In Being and Becoming Loy also revealed that Gable, who was married at the time, had tried to plant a passionate kiss on her after bringing her home from a social event – with his wife in the car. She said her reaction was to knock him off the porch and into the bushes. The next thing she knew they were cast together in Men in White. “When we started the film, Clark developed a pretty serious thing with Elizabeth Allan, a lovely English girl in the cast, and greeted her with coffee and cakes every morning. The crew always put out sweet breads, so Clark would load up and, just to get my goat, walk right past me to Elizabeth. He was punishing me. We managed to be convincing lovers on camera, which wasn't easy while he virtually ignored me. That Dutchman just wasn't taking no for an answer.” Loy and Gable never did become lovers but they did end up as good friends and made several other films together at MGM.

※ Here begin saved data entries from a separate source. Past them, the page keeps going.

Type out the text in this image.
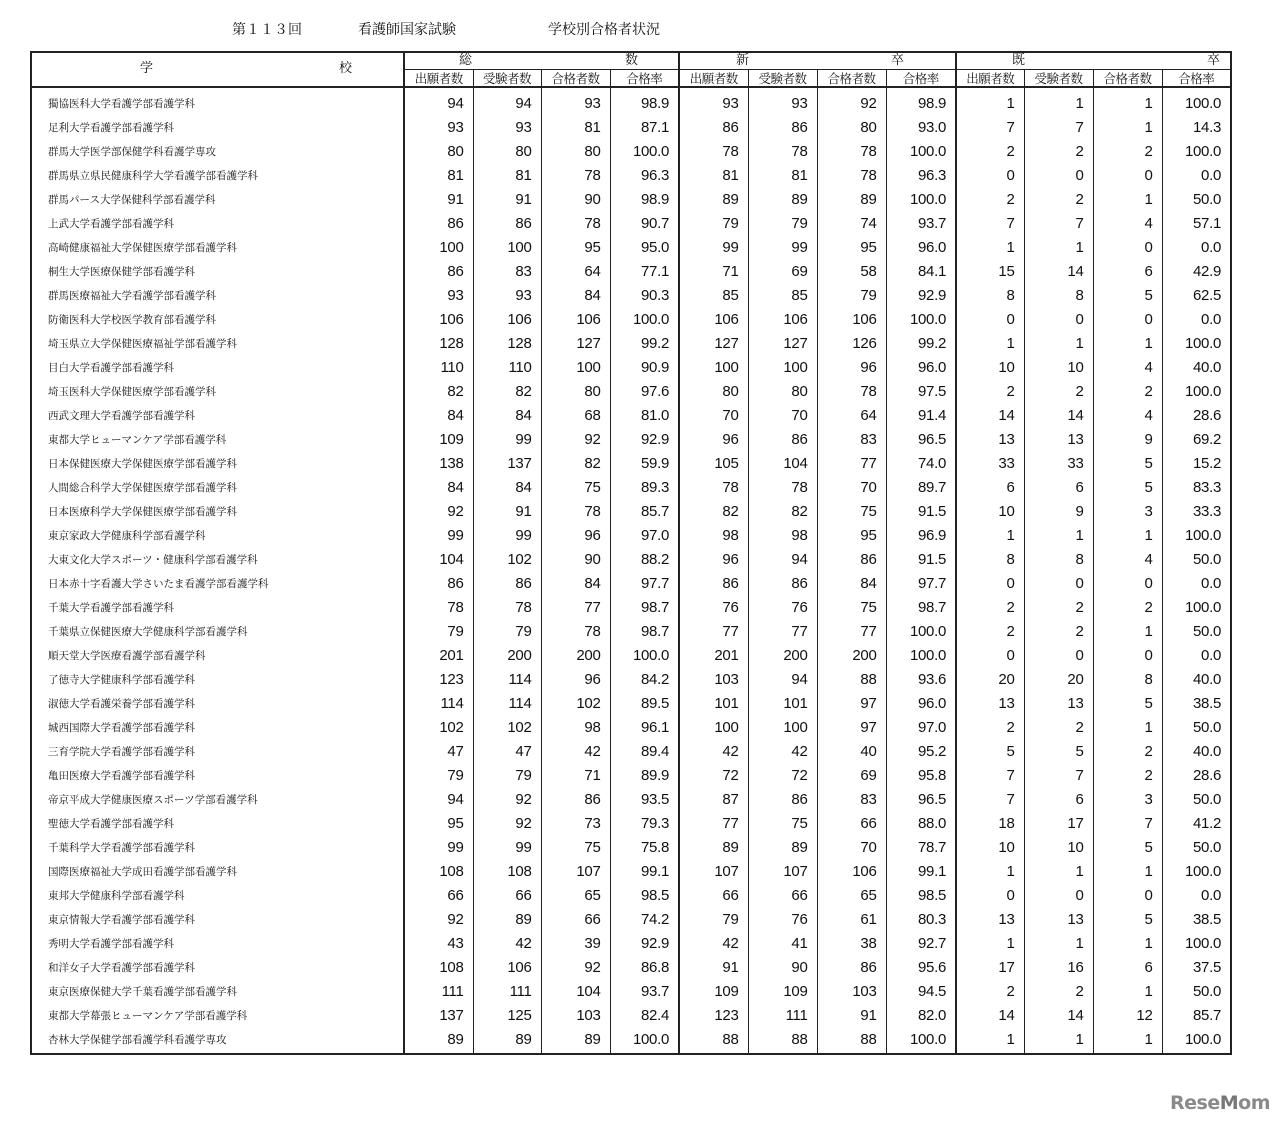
第１１３回	看護師国家試験	学校別合格者状況
学 校	総 数				新 卒				既 卒			

	出願者数	受験者数	合格者数	合格率	出願者数	受験者数	合格者数	合格率	出願者数	受験者数	合格者数	合格率
獨協医科大学看護学部看護学科	94	94	93	98.9	93	93	92	98.9	1	1	1	100.0
足利大学看護学部看護学科	93	93	81	87.1	86	86	80	93.0	7	7	1	14.3
群馬大学医学部保健学科看護学専攻	80	80	80	100.0	78	78	78	100.0	2	2	2	100.0
群馬県立県民健康科学大学看護学部看護学科	81	81	78	96.3	81	81	78	96.3	0	0	0	0.0
群馬パース大学保健科学部看護学科	91	91	90	98.9	89	89	89	100.0	2	2	1	50.0
上武大学看護学部看護学科	86	86	78	90.7	79	79	74	93.7	7	7	4	57.1
高崎健康福祉大学保健医療学部看護学科	100	100	95	95.0	99	99	95	96.0	1	1	0	0.0
桐生大学医療保健学部看護学科	86	83	64	77.1	71	69	58	84.1	15	14	6	42.9
群馬医療福祉大学看護学部看護学科	93	93	84	90.3	85	85	79	92.9	8	8	5	62.5
防衛医科大学校医学教育部看護学科	106	106	106	100.0	106	106	106	100.0	0	0	0	0.0
埼玉県立大学保健医療福祉学部看護学科	128	128	127	99.2	127	127	126	99.2	1	1	1	100.0
目白大学看護学部看護学科	110	110	100	90.9	100	100	96	96.0	10	10	4	40.0
埼玉医科大学保健医療学部看護学科	82	82	80	97.6	80	80	78	97.5	2	2	2	100.0
西武文理大学看護学部看護学科	84	84	68	81.0	70	70	64	91.4	14	14	4	28.6
東都大学ヒューマンケア学部看護学科	109	99	92	92.9	96	86	83	96.5	13	13	9	69.2
日本保健医療大学保健医療学部看護学科	138	137	82	59.9	105	104	77	74.0	33	33	5	15.2
人間総合科学大学保健医療学部看護学科	84	84	75	89.3	78	78	70	89.7	6	6	5	83.3
日本医療科学大学保健医療学部看護学科	92	91	78	85.7	82	82	75	91.5	10	9	3	33.3
東京家政大学健康科学部看護学科	99	99	96	97.0	98	98	95	96.9	1	1	1	100.0
大東文化大学スポーツ・健康科学部看護学科	104	102	90	88.2	96	94	86	91.5	8	8	4	50.0
日本赤十字看護大学さいたま看護学部看護学科	86	86	84	97.7	86	86	84	97.7	0	0	0	0.0
千葉大学看護学部看護学科	78	78	77	98.7	76	76	75	98.7	2	2	2	100.0
千葉県立保健医療大学健康科学部看護学科	79	79	78	98.7	77	77	77	100.0	2	2	1	50.0
順天堂大学医療看護学部看護学科	201	200	200	100.0	201	200	200	100.0	0	0	0	0.0
了徳寺大学健康科学部看護学科	123	114	96	84.2	103	94	88	93.6	20	20	8	40.0
淑徳大学看護栄養学部看護学科	114	114	102	89.5	101	101	97	96.0	13	13	5	38.5
城西国際大学看護学部看護学科	102	102	98	96.1	100	100	97	97.0	2	2	1	50.0
三育学院大学看護学部看護学科	47	47	42	89.4	42	42	40	95.2	5	5	2	40.0
亀田医療大学看護学部看護学科	79	79	71	89.9	72	72	69	95.8	7	7	2	28.6
帝京平成大学健康医療スポーツ学部看護学科	94	92	86	93.5	87	86	83	96.5	7	6	3	50.0
聖徳大学看護学部看護学科	95	92	73	79.3	77	75	66	88.0	18	17	7	41.2
千葉科学大学看護学部看護学科	99	99	75	75.8	89	89	70	78.7	10	10	5	50.0
国際医療福祉大学成田看護学部看護学科	108	108	107	99.1	107	107	106	99.1	1	1	1	100.0
東邦大学健康科学部看護学科	66	66	65	98.5	66	66	65	98.5	0	0	0	0.0
東京情報大学看護学部看護学科	92	89	66	74.2	79	76	61	80.3	13	13	5	38.5
秀明大学看護学部看護学科	43	42	39	92.9	42	41	38	92.7	1	1	1	100.0
和洋女子大学看護学部看護学科	108	106	92	86.8	91	90	86	95.6	17	16	6	37.5
東京医療保健大学千葉看護学部看護学科	111	111	104	93.7	109	109	103	94.5	2	2	1	50.0
東都大学幕張ヒューマンケア学部看護学科	137	125	103	82.4	123	111	91	82.0	14	14	12	85.7
杏林大学保健学部看護学科看護学専攻	89	89	89	100.0	88	88	88	100.0	1	1	1	100.0
ReseMom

As Loy noted, Gable and Allan had a “pretty serious thing” going. It began platonically, with long conversations between takes, but as in the movie, it grew into a full-blown affair that lasted for two years. The fact that both were married (Allan was a newlywed with a husband back in London when she began cavorting with Gable) was not a deterrent. After production on the film was over, Gable prodded MGM to sign her to a long-term contract.
Though they were careful not to be photographed together, they were still known as one of Hollywood’s worst kept secrets. And she wasn’t the only woman Gable was seeing. He dated many others in those two years. The affair ended when Gable began seeing Carole Lombard in 1936 and Lombard told him she didn’t like competition.
After an attempted lawsuit against MGM for reneging on a promise to co-star her in the 1938 film The Citadel (Rosalind Russell was given the role) Allan returned to England. She didn’t see Gable for many years, but in 1943, while he was serving in the Army Air Force and stationed in London, they ran into each other and picked up where they left off, even though Allan was still married with two children. Such was the allure of Gable.
Allan enjoyed a successful career in England, starring in movies and on television until 1968. She died in 1990 at age 82.